Saturday, October 13, 2007

Discussion Boards for Teaching

Pros
+ Students can enter discussion boards at home and continue their learning outside school
+ Students can learn from each other and help each other succeed
+ Teachers can follow students progress without being intrusive
+ Introduces students to on-line communication
+ Can give teacher control of the discussions by being the administrator
+ Can allow teacher to remove inappropriate content that you couldn't remove if it were a blog

Cons
- Students can get distracted easily on computers with other functions
- Students could misuse discussion board: personal chat, cheating, cyber bullying
- Teacher could over use discussion board and lose real life hands on learning
- Students could mislead each other in projects or make group errors that effect the class
- Students may become dependent on technology for learning and interacting
- Could remove teacher from learning process too much


Five ways to enhance learning with discussion boards:

1. Set up a general class discussion board in the first week of class so that students can interact and learn; have students be required to make posts at certain intervals to prompt use.
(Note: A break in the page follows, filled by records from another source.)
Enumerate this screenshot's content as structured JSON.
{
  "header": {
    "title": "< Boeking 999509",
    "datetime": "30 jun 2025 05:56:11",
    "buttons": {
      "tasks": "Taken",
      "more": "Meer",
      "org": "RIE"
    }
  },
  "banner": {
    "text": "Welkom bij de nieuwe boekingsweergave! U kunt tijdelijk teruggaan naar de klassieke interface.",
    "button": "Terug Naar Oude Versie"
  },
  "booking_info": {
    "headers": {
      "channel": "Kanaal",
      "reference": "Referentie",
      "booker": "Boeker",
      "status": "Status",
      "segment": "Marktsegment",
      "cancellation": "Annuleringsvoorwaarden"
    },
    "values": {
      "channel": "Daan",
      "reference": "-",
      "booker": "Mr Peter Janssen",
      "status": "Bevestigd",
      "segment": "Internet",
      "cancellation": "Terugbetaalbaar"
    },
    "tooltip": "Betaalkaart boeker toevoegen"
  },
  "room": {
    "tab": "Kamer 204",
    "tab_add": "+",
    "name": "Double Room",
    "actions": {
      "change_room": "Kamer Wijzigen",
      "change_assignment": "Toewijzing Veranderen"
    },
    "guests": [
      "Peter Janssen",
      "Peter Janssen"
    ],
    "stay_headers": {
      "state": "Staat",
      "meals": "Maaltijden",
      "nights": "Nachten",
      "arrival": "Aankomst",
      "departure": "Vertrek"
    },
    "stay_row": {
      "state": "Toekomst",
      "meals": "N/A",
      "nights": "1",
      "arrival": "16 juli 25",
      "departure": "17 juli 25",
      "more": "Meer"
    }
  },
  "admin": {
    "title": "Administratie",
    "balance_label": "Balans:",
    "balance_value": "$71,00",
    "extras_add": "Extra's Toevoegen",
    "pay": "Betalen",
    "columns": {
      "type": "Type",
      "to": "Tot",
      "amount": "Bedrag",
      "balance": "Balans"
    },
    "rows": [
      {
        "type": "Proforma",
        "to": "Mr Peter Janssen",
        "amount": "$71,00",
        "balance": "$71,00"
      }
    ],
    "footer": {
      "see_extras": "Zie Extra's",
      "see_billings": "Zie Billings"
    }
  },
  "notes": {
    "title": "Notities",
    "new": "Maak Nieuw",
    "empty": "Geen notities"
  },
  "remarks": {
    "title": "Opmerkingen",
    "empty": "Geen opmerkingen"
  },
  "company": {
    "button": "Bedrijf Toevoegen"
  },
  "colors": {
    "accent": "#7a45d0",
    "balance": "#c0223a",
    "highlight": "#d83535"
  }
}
2. Make sure to supervise and observe all content and interactions on the site while not intruding on the students; make it a safe and enjoyable place to interact and learn.

3. Set up a new thread for every major project or test. This way you can help guide their discussion topics.

4. Post things that interest your students to prompt use of the site: links, videos, games, pictures, etc.

5. Post things that will help your students learn: examples of work, links to helpful websites, educational programs, diagrams or text to further learn of subjects being covered, etc.